Eingabemasken für die Schritte 2 (Abfrage der Anspruchsgruppen)
und 3 (Ermittlung der möglichen Einstellung der identifizierten Anspruchsgruppen) im PlaNet-Tool.
Eingabemasken für die Schritte 2 (Abfrage der Anspruchsgruppen) und 3 (Ermittlung der möglichen Einstellung der identifizierten Anspruchsgruppen) im PlaNet-Tool.

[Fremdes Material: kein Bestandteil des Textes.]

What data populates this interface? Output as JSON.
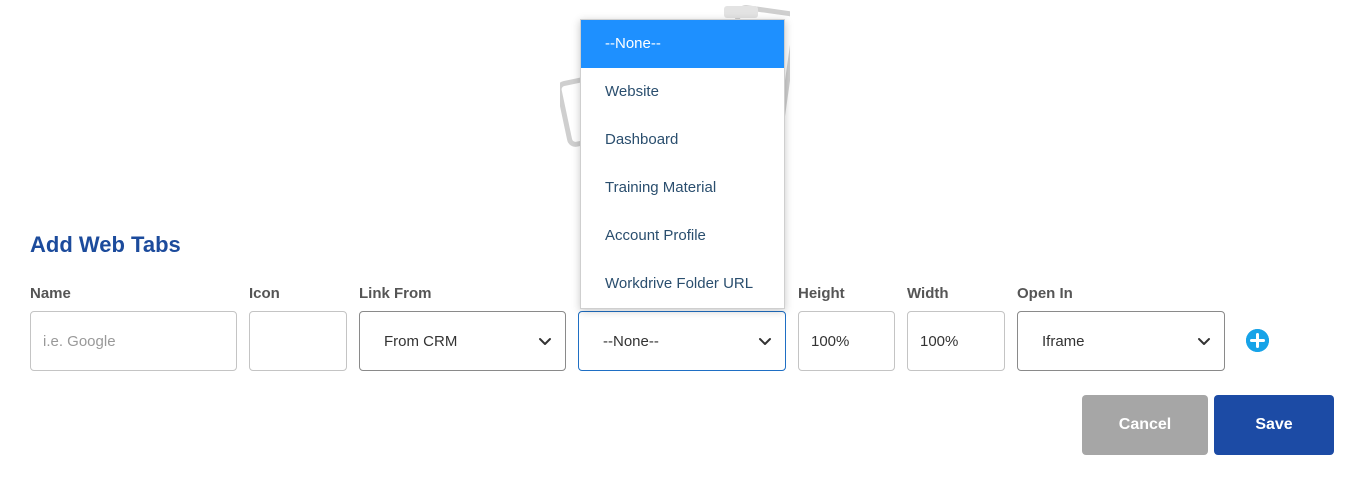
{
  "section_title": "Add Web Tabs",
  "columns": {
    "name": "Name",
    "icon": "Icon",
    "link_from": "Link From",
    "height": "Height",
    "width": "Width",
    "open_in": "Open In"
  },
  "row": {
    "name_placeholder": "i.e. Google",
    "icon_value": "",
    "link_from_value": "From CRM",
    "link_value": "--None--",
    "height_value": "100%",
    "width_value": "100%",
    "open_in_value": "Iframe"
  },
  "dropdown": {
    "selected_index": 0,
    "options": [
      "--None--",
      "Website",
      "Dashboard",
      "Training Material",
      "Account Profile",
      "Workdrive Folder URL"
    ]
  },
  "buttons": {
    "cancel": "Cancel",
    "save": "Save"
  },
  "icons": {
    "add": "plus-circle-icon",
    "chevron": "chevron-down-icon"
  },
  "colors": {
    "title": "#1c4b9c",
    "selected_option": "#1e90ff",
    "save": "#1c4ba5",
    "cancel": "#a6a6a6",
    "add_icon": "#17a3e8"
  }
}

Als Ergebnis stellt PlaNet das Netzwerk aller Akteure und ihrer Ansprüche in einer übersichtlichen Grafik dar. Die einfache Visualisierung soll Gemeinden helfen, den partizipativen Prozess zu systematisieren und zu vereinfachen und dadurch Zeit und Ressourcen zu sparen. Bisherige Nutzerinnen und Nutzer von PlaNet beurteilen das digitale Tool als hilfreich, um schon bei der Planung eines Projekts an unterschiedlichste Akteure, ihre Meinungen und möglichen Einwände zu denken.

Das neue Tool ist unter planet.eawag.ch gratis verfügbar und wird in der neuen Ausgabe von Aqua und Gas im Artikel «PlaNet – ein digitales Tool für Gemeinden» vorgestellt.